Desde esa funcionaria insatisfecha y con deudas que sufre a una madre devotamente religiosa hasta ese policía solitario con tendencia a emborracharse que se interesa por Rhee pasando por una adolescente embarazada que decide abortar por su cuenta sin ni siquiera comentarlo con su madre o ese inválido solitario incapaz de encontrar un sitio donde vivir ni enfrentarse a su triste vida, todos los personajes de Dance Town pueblan la ciudad como verdaderos fantasmas, seres solitarios y doloridos que acarrean sus dramas cotidianos a cuestas sin que parezca vislumbrarse en el horizonte ninguna salida. El retrato que Jeon Kyu-hwan hace de su sociedad resulta tan demoledor que esa angustia existencial se va trasladando de forma implacable al espectador, atrapado en la butaca consciente a la vez de estar viendo una magnífica película y sufriendo ese dolor vital como si fuera propio.
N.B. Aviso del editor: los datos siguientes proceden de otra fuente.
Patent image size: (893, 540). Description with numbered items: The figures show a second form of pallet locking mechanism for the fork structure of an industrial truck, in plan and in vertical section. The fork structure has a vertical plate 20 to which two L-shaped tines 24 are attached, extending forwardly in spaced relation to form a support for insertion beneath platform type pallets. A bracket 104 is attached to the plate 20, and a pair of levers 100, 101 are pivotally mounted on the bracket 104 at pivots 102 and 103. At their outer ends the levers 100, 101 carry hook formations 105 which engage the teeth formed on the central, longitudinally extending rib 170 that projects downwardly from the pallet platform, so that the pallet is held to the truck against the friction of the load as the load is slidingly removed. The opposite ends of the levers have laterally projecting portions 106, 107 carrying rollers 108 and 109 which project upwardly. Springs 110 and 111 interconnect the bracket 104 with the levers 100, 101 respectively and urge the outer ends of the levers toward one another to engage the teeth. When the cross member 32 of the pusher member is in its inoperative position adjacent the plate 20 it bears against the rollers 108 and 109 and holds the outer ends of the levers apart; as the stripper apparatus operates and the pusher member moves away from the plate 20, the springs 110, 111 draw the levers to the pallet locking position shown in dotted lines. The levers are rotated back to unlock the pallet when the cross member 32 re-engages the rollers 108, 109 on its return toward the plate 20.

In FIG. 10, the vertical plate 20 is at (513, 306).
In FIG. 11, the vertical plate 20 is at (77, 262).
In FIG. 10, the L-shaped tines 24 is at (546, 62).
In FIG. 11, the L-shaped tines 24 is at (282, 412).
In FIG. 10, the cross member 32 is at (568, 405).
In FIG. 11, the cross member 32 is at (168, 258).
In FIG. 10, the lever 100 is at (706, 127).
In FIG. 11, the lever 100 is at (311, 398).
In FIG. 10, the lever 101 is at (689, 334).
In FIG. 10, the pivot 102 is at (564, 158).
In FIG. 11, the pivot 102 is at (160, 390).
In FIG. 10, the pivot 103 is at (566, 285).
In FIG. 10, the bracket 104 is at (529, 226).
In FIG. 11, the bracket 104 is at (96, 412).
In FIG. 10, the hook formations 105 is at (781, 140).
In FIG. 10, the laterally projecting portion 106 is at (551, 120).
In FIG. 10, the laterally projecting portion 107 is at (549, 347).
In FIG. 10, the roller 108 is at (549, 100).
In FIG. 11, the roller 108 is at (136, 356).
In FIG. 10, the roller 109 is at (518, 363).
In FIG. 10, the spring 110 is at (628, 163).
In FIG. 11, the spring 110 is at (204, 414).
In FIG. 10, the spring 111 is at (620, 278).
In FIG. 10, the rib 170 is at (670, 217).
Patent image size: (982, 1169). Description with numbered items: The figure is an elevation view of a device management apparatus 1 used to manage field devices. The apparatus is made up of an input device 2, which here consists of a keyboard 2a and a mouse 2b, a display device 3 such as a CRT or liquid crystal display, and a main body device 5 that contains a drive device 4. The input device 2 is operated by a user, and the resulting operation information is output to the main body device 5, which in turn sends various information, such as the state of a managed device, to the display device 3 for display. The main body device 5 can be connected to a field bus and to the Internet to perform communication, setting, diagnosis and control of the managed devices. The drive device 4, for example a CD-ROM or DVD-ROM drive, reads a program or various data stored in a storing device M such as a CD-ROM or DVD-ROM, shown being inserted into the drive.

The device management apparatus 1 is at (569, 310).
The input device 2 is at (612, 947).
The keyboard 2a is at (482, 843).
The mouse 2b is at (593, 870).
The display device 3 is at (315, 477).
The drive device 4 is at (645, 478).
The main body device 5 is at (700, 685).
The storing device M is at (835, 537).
Porque si algo tiene Dance Town es que es una película rodada de forma primorosa, medida tanto en su puesta en escena como en un sentido del encuadre en la que cada plano tiene un sentido y una función. El montaje, el ritmo pausado, el impecable trabajo de los actores… todo en Dance Town se conjuga para dar forma a una obra más que notable que en su tramo final golpea de forma implacable al espectador hasta por tres veces consecutivas, cada una más fuerte que la anterior, poniendo a prueba su capacidad de aguante y dejando en el aire una pregunta ¿se puede disfrutar a fondo de una película que construye con semejante brillantez una propuesta tan desoladora? Personalmente puedo decirles que es la segunda vez que paso por la experiencia tras descubrirla hace unos meses en Berlín y mi respuesta es afirmativa: Dance Town es una película tan magnífica que merece la pena pasar por el trago tan amargo que supone enfrentarse a ella. Les aseguro que no es un acto de masoquismo, sino de genuina pasión por todo lo que el gran cine puede llegar a hacerte sentir desde la pantalla.